Home / Consumer Electronics / What Consumer Electronics Companies must do to Make 3d Profitable

What Consumer Electronics Companies must do to Make 3d Profitable

Whether or not 3D is a fad or an evolution for home and personal entertainment is yet to be known, but one thing is for sure: consumer electronics companies want it to become their next cash cow. For that to happen however, 3D must first overcome some of the usual hurdles new technologies face and more.

Another certainty for many electronics manufacturers is that if 3D doesn’t take off, their sizeable investments in the technology could cause them serious long term profitability and performance issues.

Evaluating the obstacles and their solutions

Like many new technologies, 3D faces numerous obstacles before it can gain widespread acceptance. Until those obstacles are sufficiently overcome or neutralized, vendors will continue facing profitability challenges that can prove weighty over time.
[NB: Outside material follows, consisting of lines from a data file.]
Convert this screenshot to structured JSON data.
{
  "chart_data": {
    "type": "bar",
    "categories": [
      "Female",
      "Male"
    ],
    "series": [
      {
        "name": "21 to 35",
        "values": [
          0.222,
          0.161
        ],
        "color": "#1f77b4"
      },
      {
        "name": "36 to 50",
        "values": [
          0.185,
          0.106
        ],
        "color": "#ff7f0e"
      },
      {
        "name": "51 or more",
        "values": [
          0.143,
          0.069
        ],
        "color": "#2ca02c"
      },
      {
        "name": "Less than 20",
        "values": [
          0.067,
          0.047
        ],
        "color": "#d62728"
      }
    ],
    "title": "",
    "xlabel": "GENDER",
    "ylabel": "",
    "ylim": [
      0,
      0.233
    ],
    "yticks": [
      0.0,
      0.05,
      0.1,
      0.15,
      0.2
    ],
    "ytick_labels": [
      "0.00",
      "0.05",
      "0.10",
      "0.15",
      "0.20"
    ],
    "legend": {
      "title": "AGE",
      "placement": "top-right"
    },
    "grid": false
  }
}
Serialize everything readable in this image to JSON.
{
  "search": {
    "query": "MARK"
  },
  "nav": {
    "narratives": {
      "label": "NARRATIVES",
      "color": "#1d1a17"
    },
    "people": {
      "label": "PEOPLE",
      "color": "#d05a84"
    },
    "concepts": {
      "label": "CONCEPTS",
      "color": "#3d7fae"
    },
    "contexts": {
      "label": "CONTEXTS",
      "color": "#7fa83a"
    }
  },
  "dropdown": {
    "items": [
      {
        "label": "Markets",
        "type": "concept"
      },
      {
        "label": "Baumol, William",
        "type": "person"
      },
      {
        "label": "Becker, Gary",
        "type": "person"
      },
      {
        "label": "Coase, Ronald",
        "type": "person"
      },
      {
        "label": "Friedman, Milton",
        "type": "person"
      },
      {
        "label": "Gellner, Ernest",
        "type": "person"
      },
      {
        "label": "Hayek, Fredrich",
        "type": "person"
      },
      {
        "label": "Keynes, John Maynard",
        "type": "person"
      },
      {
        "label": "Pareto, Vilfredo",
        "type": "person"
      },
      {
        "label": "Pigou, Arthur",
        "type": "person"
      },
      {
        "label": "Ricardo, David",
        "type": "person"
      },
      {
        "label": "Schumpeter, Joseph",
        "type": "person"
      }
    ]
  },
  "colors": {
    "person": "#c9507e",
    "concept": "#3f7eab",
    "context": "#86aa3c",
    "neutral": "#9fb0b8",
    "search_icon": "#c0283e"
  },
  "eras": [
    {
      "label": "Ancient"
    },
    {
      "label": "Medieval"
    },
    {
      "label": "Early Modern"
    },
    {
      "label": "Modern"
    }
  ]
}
Some of the obstacles to the adoption of 3D may seem familiar to some because they are similar to those faced by virtually every new trend in consumer electronics. Consumer electronics companies must deal with these obstacles successfully in order to generate the sales needed to make 3D profitable.

1. Obstacle: the glasses. People who are accustomed to flopping down on the sofa with the remote control are immediately confronted with one of the limitations of 3D; at least up until now: the glasses. Whether cheap passive glasses or pricey active glasses are used, they are cumbersome and have bad publicity for causing headaches or requiring a particular alignment of a viewer’s head.

Solution: glasses-free designs. Although new glasses-free designs are coming out, getting the word out to overcome the stigma of the glasses may take some time.

2. Obstacle: reluctance. Consumers tend to be slow to adopt new technologies for fear of losing their investment. Competing standards for high definition optical disks, for example left consumers who purchased HD-DVD devices holding the bag.

Solution: standards and support. Consumer electronics companies must be assured that their 3D devices are compatible with their existing hardware and that their new 3D devices will not become obsolete overnight. Part of this is making sure enough accessories and other supporting products are available to create a safe and satisfying user experience.

Until the industry settles on standards for 3D technology and it becomes clear that an investment in 3D will not be nullified overnight, consumer adoption will probably remain sluggish.

3. Obstacle: no compelling need. Many consumers have experienced 3D movies and are aware that the technology never took off because of soft demand. Generally, people in the past have considered the benefits of viewing content in 3D as insufficient to warrant the extra hassle required to make it work.

Although new 3D technology may be superior to past implementations and glasses-free devices will likely become the eventual standard, overcoming consumer complacency concerning 3D is still necessary before 3D can become profitable.

4. Obstacle: limited selection of content. Content providers are probably equally reluctant to adopt 3D, in ways that mirror consumer reluctance.

Solution: Content providers must be convinced that 3D is here to stay and that sufficient profits to guarantee profitability are possible.

When consumer electronics companies are able to assure consumers that their investment in 3D is safe, valuable, and enjoyable, profitability will soon follow.